Breast cancer occurs when certain cells in the breast become malignant and form a tumor. Breast tumors generally appear in the lobules or in the milk ducts that lead to the nipple.
Second only to lung cancer in cancer deaths, breast cancer is the most common form of cancer among women in the United States. One out of eight U.S. women will get breast cancer during her lifetime.
Breast cancer is being spotted earlier, and with quick treatment, the outlook for women with breast cancer is excellent.
Male breast cancer is rare, but can also be cured or controlled if found early and treated right away.
Source: American Cancer Society, Cancer Facts & Figures 2015
Here are the signs of breast cancer:
Lump or thickening that doesn’t go away or that changes
Swelling, puckering or dimpling of the breast
Pain or tenderness of the nipple
Bloody nipple discharge
Causes and Risk Factors
Over age 50 (75 percent of cases)
Women whose mothers or sisters had breast cancer
Women who have never borne children
Women who bore their first child after age 30
Women with inherited mutation
Recent research shows that certain genes such as BRCA1 appear to be genetically linked to a higher risk of breast cancer. Mutations or changes of the BRCA1 gene increase the chances of getting breast cancer from 60 to 85 percent. Genetic screening can help a woman find out if she has the gene.
What causes or prevents breast cancer is unknown. The best thing you can do is find the disease and get treated at the earliest stage.
There are a number of ways to determine if you have breast cancer:
Biopsies, including needle breast biopsies such as core needle biopsy or fine needle biopsy. For biopsies, a small piece of the tumor is taken and examined by a pathologist (someone who examines body tissues for abnormal cells or growths).
Breast cancer is a progressive disease that advances through many stages. Doctors use a staging system to determine the extent of the cancer and the best treatment options.
Stage 0. Stage 0 is sometimes called noninvasive carcinoma or ductal carcinoma in situ.
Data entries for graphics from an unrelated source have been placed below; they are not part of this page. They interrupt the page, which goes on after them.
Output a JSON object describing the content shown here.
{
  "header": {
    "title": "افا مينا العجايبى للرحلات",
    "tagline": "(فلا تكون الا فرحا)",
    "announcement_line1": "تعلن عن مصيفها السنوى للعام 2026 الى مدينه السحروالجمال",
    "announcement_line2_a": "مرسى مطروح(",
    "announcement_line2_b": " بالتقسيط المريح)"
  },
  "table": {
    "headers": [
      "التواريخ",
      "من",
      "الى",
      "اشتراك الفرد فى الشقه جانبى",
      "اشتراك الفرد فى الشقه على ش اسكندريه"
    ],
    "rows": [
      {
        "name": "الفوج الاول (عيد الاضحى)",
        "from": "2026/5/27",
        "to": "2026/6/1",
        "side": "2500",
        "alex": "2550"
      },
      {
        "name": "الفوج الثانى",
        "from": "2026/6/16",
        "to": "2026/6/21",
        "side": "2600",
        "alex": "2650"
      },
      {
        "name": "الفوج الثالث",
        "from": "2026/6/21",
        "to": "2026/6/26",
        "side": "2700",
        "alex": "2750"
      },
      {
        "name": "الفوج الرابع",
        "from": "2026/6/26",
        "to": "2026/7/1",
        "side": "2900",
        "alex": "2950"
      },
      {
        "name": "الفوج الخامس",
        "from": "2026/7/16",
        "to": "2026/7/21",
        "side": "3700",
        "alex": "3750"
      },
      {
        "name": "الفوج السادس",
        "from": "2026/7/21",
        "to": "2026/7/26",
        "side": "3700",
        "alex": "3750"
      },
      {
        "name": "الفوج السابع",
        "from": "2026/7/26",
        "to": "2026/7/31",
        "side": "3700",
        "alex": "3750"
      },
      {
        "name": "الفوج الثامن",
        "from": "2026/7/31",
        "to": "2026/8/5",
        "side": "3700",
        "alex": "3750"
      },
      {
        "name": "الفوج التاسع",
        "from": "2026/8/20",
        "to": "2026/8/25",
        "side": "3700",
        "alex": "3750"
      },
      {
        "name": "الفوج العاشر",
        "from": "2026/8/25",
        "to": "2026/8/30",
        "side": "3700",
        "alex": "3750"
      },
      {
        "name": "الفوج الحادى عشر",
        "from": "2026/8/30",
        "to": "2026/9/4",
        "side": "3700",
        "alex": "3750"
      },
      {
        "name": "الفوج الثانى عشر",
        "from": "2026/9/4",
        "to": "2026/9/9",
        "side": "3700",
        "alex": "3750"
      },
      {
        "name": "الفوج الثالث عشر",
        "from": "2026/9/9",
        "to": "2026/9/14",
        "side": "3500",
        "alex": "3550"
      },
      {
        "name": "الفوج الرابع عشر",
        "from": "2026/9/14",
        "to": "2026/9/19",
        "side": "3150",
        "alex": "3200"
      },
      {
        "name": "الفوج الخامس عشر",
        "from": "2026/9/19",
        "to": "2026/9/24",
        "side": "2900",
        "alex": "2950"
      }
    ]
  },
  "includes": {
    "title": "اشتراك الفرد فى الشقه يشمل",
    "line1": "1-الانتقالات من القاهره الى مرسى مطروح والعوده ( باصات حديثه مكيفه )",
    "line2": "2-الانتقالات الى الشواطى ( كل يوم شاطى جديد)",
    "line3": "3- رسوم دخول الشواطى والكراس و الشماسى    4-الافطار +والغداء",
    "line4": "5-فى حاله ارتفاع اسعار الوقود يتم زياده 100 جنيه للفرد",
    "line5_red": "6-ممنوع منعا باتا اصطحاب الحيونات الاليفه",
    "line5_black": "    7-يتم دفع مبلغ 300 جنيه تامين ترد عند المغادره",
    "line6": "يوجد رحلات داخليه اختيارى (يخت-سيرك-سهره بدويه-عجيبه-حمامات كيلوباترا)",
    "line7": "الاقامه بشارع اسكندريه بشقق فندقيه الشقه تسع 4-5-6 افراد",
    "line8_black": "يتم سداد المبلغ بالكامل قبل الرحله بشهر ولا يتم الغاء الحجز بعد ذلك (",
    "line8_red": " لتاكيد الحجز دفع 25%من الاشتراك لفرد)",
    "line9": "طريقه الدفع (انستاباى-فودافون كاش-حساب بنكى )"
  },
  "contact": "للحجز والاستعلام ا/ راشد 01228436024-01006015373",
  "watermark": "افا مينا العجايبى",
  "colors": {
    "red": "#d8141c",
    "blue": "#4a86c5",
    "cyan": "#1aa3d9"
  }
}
In stage 0, the cancer hasn’t spread from the duct into the surrounding breast tissues.
Stage I. In stage I, the cancer cells haven’t spread beyond the breast and the tumor is no more than 2 centimeters in size.
Stage II. In stage II, the cancer is 2 centimeters or smaller and has spread to underarm lymph nodes, or the tumor in the breast is larger than 2 centimeters but smaller than 5 centimeters and hasn’t spread to lymph nodes under the arm.
Stage III. Stage III, or locally advanced cancer, means the tumor in the breast is larger than 5 centimeters and cancer has more considerably involved the axillary lymph nodes, causing them to be attached to each other or to other structures, or has spread to the other lymph nodes near the breastbone or other tissues such as the skin of the breast or chest wall.
Stage IV. Stage IV cancer means the tumor has spread from the breast to other parts of the body, such as the brain, lungs, bones and liver.
Recurrent Cancer. Recurrent cancer means that the disease reappears after the initial treatment, even though treatment was at first successful. This is either because undetected cancer cells remained in the body or the disease spread before treatment began.
The choice of treatment depends on the patient's age and general health, and the type and stage of cancer. The stage is determined by the size of the tumor and whether it has reached the lymph nodes of the armpit (axilla) or has spread (metastasized) to the liver, brain, lungs or bones. Oncologists may suggest one or a blend of treatments. The goal is to remove or kill all cancer cells in the body. Treatment for later-staged cancer cases aim to provide comfort and improve your quality of life.